The ceremony is always followed by a se’uda: a festive meal or banquet. This banquet is considered a se’udat mitzva, i.e. by taking part of this meal, we fulfill a Mitzva.
The Rabbis indicated, therefore, that the participation in this meal is not optional but virtually mandatory. Rama (rabbi Moshe Isserles), in his notes to the Shulchan Arukh asserted that one who does not participate of this important banquet ‘should be banned from heaven’. That is why in the Ashkenazi communities, the hosts are very careful not to ‘invite’ formally any guest to the Berit Mila, because if they are invited and do not come to the seuda it could be considered as if they rejected this Mitzva, and would be under a heavenly ban.

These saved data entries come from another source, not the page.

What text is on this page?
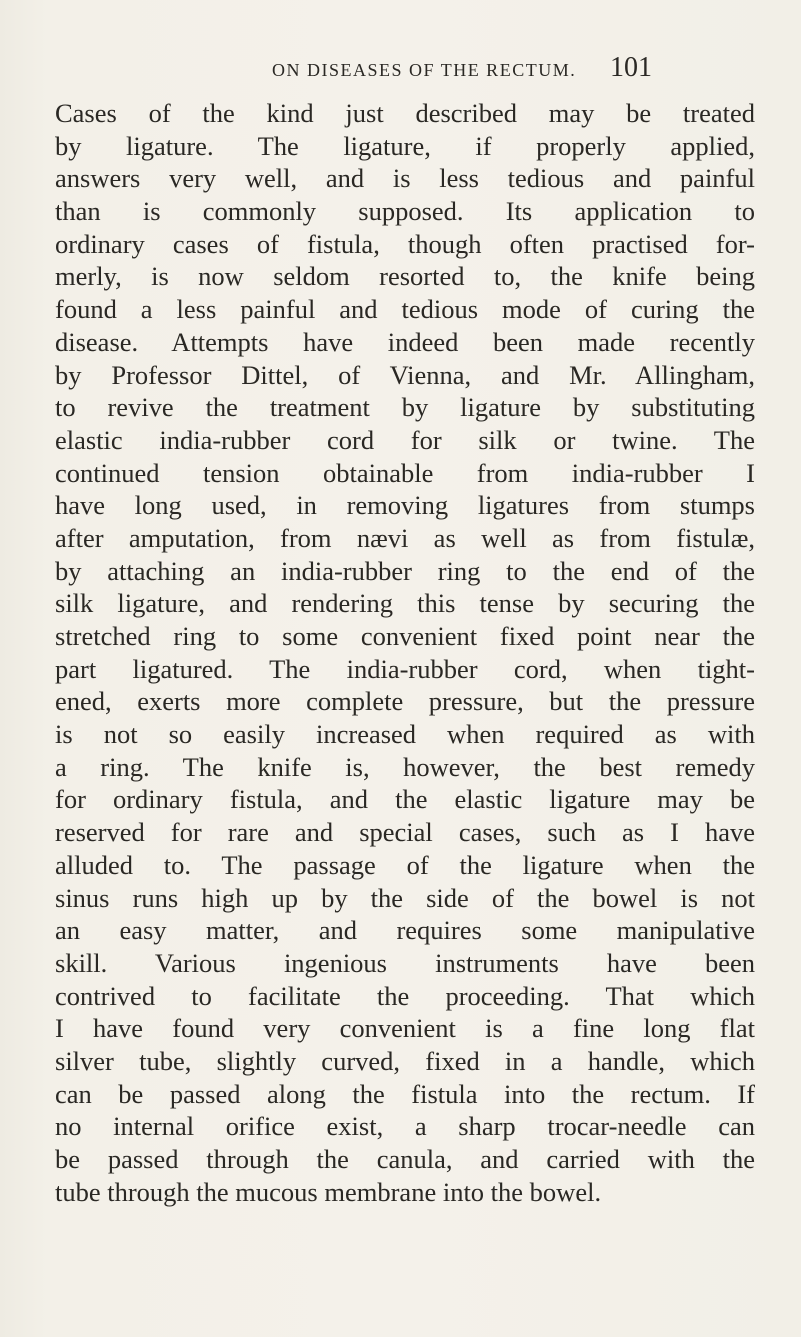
ON DISEASES OF THE RECTUM. 101
Cases of the kind just described may be treated
by ligature. The ligature, if properly applied,
answers very well, and is less tedious and painful
than is commonly supposed. Its application to
ordinary cases of fistula, though often practised for-
merly, is now seldom resorted to, the knife being
found a less painful and tedious mode of curing the
disease. Attempts have indeed been made recently
by Professor Dittel, of Vienna, and Mr. Allingham,
to revive the treatment by ligature by substituting
elastic india-rubber cord for silk or twine. The
continued tension obtainable from india-rubber I
have long used, in removing ligatures from stumps
after amputation, from nævi as well as from fistulæ,
by attaching an india-rubber ring to the end of the
silk ligature, and rendering this tense by securing the
stretched ring to some convenient fixed point near the
part ligatured. The india-rubber cord, when tight-
ened, exerts more complete pressure, but the pressure
is not so easily increased when required as with
a ring. The knife is, however, the best remedy
for ordinary fistula, and the elastic ligature may be
reserved for rare and special cases, such as I have
alluded to. The passage of the ligature when the
sinus runs high up by the side of the bowel is not
an easy matter, and requires some manipulative
skill. Various ingenious instruments have been
contrived to facilitate the proceeding. That which
I have found very convenient is a fine long flat
silver tube, slightly curved, fixed in a handle, which
can be passed along the fistula into the rectum. If
no internal orifice exist, a sharp trocar-needle can
be passed through the canula, and carried with the
tube through the mucous membrane into the bowel.
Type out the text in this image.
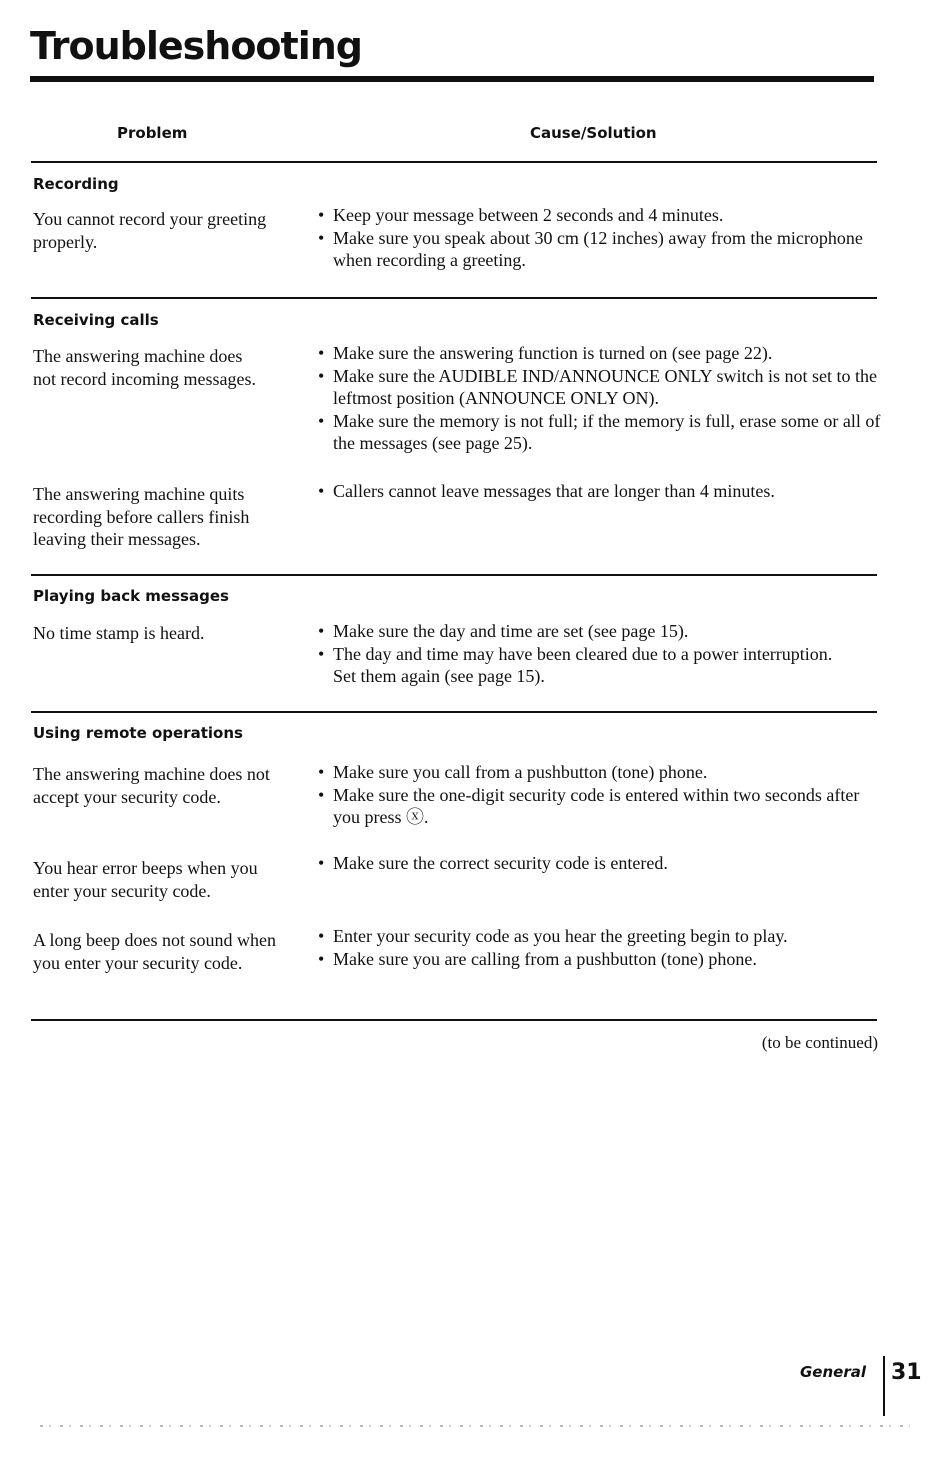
Troubleshooting
Problem	Cause/Solution
Recording
You cannot record your greeting properly.
• Keep your message between 2 seconds and 4 minutes.
• Make sure you speak about 30 cm (12 inches) away from the microphone when recording a greeting.
Receiving calls
The answering machine does not record incoming messages.
• Make sure the answering function is turned on (see page 22).
• Make sure the AUDIBLE IND/ANNOUNCE ONLY switch is not set to the leftmost position (ANNOUNCE ONLY ON).
• Make sure the memory is not full; if the memory is full, erase some or all of the messages (see page 25).
The answering machine quits recording before callers finish leaving their messages.
• Callers cannot leave messages that are longer than 4 minutes.
Playing back messages
No time stamp is heard.
•	Make sure the day and time are set (see page 15).
• The day and time may have been cleared due to a power interruption. Set them again (see page 15).
Using remote operations
The answering machine does not accept your security code.
• Make sure you call from a pushbutton (tone) phone.
• Make sure the one-digit security code is entered within two seconds after you press ⓧ.
You hear error beeps when you enter your security code.
• Make sure the correct security code is entered.
A long beep does not sound when you enter your security code.
• Enter your security code as you hear the greeting begin to play.
• Make sure you are calling from a pushbutton (tone) phone.
(to be continued)
General 31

In the Ashkenazi communities, then, the tradition is that people are not formally invited to the Berit Mila. The hosts just announce publicly the date and place where the berit mila will take place (pitche teshuba).
Because this banquet is not a regular meal, but the fulfillment of a Mitzva, people who are in mourning, after the shiba (the first seven days of mourning) are allowed to participate of the ceremony and the meal (when no music is played at the banquet). According to rabbi Refael Pinchasi (chayim vechesed), before thirty days (sheloshim) the mourner participates of the ceremony, but he should not participate of the banquet.
There are many different Minhagim (customs) on this issue. Rama, for example, says that during the twelve months, the mourner should not take part of any meal outside his house (YD 393), even if is a se’udat mitzva. Each one should know and follow his or her community’s traditions.